Recent observations from Bloomberg Real Yield indicate emerging headwinds across fixed income markets, contributing to a moderately negative sentiment (sentiment score: -0.35). US Treasuries are reportedly positioned for their first monthly loss of 2025, as of May 30, 2025, a development that could reflect evolving interest rate expectations or a recalibration of risk appetite. Concurrently, the rally in high-yield corporate debt appears to be losing momentum, with junk bonds set to conclude a five-week gaining streak as of May 23, 2025. This potential inflection point in the junk bond market, coupled with commentary from Toublan suggesting corporate credit technicals are "too strong," may signal heightened vulnerability in riskier credit segments.

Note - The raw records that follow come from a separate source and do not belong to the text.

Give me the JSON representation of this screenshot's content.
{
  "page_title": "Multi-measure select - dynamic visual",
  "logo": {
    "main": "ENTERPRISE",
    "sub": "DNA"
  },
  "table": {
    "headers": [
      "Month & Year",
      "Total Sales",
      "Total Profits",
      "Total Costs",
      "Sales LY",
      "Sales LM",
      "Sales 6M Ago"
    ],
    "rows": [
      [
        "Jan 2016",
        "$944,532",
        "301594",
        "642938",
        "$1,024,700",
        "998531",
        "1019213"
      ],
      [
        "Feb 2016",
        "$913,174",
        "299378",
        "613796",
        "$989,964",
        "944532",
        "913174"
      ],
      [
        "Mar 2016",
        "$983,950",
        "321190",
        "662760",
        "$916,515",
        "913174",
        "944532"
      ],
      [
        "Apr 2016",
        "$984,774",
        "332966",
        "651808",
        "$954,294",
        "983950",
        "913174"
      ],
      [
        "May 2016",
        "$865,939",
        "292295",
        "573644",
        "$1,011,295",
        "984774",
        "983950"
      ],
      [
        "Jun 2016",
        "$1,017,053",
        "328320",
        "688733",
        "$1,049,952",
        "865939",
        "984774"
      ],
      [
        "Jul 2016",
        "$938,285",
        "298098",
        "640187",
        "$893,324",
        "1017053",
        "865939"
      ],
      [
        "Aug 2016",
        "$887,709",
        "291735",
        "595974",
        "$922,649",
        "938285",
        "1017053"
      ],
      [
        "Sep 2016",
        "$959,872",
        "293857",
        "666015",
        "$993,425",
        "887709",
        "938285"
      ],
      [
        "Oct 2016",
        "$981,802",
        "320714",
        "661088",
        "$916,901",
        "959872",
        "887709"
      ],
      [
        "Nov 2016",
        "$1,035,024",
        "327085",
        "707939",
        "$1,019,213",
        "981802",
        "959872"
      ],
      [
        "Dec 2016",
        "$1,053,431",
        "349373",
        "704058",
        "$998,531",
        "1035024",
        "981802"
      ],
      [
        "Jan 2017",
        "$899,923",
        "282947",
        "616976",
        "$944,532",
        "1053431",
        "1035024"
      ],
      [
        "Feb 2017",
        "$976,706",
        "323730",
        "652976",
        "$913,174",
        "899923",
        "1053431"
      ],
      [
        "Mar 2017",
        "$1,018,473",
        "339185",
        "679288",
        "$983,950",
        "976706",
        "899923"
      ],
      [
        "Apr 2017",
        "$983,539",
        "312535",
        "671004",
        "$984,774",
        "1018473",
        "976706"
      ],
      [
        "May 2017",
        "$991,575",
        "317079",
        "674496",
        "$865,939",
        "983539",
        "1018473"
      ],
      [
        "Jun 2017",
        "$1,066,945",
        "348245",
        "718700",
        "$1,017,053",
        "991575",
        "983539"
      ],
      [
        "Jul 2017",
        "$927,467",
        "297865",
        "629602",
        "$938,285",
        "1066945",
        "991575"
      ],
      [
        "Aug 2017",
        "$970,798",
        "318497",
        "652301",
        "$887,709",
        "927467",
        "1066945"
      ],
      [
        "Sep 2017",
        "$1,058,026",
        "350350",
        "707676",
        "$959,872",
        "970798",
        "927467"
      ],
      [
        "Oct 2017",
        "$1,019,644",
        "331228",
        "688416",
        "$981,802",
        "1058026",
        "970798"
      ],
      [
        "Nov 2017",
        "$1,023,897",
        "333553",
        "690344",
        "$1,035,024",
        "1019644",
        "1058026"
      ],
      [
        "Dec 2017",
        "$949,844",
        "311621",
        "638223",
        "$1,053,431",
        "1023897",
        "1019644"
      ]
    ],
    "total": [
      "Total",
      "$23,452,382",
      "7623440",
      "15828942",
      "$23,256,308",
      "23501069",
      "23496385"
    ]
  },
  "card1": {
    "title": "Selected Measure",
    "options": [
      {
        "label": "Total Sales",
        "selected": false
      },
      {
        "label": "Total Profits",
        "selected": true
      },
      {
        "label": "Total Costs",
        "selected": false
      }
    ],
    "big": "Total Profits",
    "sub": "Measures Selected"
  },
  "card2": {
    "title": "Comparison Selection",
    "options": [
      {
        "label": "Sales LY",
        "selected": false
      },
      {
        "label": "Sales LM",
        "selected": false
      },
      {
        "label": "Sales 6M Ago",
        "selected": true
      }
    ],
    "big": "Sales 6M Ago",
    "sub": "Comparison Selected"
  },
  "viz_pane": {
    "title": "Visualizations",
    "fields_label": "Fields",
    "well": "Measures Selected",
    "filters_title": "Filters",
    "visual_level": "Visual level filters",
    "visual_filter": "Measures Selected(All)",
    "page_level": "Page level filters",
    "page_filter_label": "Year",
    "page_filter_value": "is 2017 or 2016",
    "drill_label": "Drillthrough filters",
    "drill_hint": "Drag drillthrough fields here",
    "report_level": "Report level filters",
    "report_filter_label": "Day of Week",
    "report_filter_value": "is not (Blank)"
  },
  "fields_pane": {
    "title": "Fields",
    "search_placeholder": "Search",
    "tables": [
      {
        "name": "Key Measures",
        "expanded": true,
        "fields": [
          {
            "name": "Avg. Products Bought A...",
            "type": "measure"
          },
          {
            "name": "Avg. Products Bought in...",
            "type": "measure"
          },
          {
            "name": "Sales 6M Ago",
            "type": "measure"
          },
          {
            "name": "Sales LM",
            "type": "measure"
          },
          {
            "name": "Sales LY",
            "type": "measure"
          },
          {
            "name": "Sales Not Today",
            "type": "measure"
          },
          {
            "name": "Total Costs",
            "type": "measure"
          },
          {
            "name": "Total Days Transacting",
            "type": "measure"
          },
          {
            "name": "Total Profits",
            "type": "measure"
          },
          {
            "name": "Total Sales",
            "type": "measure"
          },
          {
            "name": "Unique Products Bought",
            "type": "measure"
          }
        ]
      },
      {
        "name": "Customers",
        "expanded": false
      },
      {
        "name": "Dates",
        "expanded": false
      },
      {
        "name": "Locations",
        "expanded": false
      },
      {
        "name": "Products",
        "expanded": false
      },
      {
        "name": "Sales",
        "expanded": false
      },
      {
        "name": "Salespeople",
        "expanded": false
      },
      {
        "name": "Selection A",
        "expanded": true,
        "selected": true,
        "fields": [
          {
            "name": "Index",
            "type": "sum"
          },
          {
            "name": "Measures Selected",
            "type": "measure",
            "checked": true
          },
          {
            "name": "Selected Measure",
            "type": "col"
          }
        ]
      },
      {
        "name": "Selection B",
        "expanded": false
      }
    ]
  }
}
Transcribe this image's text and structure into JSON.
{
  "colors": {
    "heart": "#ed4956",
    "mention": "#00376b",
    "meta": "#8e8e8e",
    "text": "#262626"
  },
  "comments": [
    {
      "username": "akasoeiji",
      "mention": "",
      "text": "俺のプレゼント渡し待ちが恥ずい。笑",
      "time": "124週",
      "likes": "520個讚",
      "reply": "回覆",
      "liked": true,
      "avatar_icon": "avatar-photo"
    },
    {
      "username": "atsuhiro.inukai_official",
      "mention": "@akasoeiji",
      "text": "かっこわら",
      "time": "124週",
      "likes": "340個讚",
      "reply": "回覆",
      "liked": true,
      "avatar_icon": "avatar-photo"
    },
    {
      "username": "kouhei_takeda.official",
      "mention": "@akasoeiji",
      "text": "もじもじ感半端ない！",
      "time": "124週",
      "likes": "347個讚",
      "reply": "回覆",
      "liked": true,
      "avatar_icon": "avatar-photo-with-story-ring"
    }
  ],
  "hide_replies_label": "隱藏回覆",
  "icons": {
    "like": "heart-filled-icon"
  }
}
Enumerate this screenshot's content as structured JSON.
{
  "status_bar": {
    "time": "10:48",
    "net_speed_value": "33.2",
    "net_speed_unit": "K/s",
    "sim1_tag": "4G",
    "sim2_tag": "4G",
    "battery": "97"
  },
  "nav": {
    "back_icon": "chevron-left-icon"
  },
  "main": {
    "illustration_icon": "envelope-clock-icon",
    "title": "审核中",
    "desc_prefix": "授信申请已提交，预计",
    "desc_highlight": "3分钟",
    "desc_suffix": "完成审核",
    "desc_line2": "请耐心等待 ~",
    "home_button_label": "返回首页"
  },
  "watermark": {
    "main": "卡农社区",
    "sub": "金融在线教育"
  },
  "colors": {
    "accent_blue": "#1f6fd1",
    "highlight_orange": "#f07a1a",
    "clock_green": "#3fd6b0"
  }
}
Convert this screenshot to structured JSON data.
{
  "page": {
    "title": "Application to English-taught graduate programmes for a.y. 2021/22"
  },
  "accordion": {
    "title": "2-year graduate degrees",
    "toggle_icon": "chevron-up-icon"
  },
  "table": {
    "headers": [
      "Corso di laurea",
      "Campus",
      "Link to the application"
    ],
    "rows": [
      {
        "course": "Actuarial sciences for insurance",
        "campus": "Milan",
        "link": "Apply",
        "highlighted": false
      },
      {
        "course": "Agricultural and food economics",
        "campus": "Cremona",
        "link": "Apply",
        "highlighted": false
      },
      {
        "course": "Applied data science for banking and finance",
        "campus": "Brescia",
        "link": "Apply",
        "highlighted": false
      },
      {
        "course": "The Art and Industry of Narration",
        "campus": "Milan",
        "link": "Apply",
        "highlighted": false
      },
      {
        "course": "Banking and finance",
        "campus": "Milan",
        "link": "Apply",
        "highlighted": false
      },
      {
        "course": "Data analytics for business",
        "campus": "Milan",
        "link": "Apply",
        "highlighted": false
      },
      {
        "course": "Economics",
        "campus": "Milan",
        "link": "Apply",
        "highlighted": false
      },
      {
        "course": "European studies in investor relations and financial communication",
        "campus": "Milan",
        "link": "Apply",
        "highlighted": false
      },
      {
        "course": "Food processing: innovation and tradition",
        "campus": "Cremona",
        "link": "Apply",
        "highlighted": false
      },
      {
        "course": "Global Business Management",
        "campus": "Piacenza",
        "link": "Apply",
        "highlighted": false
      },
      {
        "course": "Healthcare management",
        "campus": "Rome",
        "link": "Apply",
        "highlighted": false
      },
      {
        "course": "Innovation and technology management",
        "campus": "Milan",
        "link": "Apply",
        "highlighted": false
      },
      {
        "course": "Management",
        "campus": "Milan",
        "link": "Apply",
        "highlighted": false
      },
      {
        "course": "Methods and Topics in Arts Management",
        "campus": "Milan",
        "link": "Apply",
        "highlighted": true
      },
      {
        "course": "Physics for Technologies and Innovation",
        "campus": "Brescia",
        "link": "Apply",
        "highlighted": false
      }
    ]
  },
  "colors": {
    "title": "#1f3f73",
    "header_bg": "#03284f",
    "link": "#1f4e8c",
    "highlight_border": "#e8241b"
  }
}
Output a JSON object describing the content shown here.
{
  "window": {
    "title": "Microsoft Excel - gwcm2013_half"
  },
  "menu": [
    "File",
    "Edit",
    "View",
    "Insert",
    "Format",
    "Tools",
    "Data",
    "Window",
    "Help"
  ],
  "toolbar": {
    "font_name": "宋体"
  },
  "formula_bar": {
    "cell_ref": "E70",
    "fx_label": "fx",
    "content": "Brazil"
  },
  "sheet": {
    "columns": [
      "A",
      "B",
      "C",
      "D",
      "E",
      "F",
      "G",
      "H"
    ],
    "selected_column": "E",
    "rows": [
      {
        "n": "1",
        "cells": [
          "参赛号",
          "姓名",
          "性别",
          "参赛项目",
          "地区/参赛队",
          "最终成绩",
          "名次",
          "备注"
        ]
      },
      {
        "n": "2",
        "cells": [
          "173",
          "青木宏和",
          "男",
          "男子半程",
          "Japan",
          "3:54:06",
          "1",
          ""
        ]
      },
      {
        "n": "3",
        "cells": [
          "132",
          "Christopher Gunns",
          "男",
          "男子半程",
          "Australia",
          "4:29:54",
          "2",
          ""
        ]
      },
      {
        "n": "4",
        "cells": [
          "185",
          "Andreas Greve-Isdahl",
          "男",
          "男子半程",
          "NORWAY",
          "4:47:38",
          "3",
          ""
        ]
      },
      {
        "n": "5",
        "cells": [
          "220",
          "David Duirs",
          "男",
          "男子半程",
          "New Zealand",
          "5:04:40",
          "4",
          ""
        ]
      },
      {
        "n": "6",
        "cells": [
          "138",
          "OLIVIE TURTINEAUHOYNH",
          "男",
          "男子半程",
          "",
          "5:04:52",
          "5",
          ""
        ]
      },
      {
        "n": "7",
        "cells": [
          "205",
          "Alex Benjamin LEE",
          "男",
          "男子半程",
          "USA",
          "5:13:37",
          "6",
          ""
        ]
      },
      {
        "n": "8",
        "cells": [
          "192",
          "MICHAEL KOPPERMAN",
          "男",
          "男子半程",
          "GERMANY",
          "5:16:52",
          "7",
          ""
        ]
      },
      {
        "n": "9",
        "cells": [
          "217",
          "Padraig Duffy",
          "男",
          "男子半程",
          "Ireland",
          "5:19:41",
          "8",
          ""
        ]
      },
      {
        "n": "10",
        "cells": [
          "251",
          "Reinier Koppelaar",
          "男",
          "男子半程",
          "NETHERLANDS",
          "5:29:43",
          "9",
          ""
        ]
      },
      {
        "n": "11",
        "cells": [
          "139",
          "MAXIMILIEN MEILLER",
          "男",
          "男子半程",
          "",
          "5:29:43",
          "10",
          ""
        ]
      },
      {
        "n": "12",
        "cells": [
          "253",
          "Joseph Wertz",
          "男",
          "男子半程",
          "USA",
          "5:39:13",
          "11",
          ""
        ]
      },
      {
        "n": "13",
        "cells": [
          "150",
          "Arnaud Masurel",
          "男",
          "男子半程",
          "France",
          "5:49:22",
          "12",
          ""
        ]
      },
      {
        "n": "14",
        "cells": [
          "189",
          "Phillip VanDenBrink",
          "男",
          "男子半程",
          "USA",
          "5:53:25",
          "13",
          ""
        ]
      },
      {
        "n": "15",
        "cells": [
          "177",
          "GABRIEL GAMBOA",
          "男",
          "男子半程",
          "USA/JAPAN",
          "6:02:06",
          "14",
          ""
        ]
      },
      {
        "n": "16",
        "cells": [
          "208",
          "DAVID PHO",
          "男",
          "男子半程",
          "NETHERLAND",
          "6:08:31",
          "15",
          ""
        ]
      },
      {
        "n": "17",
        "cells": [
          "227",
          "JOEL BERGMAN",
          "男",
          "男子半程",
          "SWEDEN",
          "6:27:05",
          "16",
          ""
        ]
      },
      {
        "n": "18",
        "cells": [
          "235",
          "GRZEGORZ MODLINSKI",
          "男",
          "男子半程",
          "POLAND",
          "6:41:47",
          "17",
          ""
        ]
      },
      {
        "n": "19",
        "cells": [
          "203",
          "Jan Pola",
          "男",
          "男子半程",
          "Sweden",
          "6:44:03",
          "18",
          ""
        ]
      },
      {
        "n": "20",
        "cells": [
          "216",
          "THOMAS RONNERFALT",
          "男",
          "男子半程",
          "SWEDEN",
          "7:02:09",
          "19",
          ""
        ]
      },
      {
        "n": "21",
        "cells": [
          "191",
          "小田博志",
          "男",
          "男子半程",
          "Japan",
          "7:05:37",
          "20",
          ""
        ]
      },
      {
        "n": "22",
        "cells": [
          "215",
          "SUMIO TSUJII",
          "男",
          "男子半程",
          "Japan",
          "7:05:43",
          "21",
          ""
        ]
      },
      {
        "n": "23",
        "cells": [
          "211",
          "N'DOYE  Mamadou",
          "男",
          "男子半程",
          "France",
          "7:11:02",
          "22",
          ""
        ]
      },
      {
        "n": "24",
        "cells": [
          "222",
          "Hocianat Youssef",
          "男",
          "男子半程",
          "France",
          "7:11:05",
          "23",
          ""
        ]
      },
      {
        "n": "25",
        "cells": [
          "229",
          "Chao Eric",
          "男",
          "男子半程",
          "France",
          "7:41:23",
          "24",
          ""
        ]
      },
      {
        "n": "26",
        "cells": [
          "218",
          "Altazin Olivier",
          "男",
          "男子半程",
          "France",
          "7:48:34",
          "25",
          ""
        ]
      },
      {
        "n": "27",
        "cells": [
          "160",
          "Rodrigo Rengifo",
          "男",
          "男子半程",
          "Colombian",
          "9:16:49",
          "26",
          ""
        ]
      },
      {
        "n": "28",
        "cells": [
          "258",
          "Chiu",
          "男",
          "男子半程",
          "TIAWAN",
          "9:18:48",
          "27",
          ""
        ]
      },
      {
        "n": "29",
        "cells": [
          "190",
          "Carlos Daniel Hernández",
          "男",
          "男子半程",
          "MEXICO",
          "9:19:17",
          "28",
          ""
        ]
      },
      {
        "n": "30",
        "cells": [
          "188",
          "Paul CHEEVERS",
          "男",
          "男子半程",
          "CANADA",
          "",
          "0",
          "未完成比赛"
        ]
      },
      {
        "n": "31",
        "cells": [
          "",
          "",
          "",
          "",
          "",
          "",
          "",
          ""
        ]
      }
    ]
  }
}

Furthermore, concerns have been voiced by Goldberg regarding the "Idea of Sell America" posing a "big problem for Treasuries," highlighting a potential macroeconomic risk factor for US government debt and contributing to the overall pessimistic tone.

AllMind AI Terminal

AI-powered research, real-time alerts, and portfolio analytics for institutional investors.

Request a Demo

Market Sentiment

Overall Sentiment

moderately negative

Sentiment Score

-0.35

Key Decisions for Investors

  • Investors should closely scrutinize upcoming US economic indicators and central bank pronouncements, as the projected first monthly loss for US Treasuries in 2025 may herald shifting interest rate trajectories or risk perceptions.
  • With junk bonds anticipated to break their recent winning streak and corporate credit technicals described as potentially overextended, a review of high-yield allocations for defensive adjustments or hedging considerations is warranted, particularly given the moderately negative market sentiment.
  • The highlighted risk of a 'Sell America' sentiment negatively impacting Treasuries suggests investors should evaluate their overall US asset exposure and monitor international capital flow trends for signs of adverse shifts.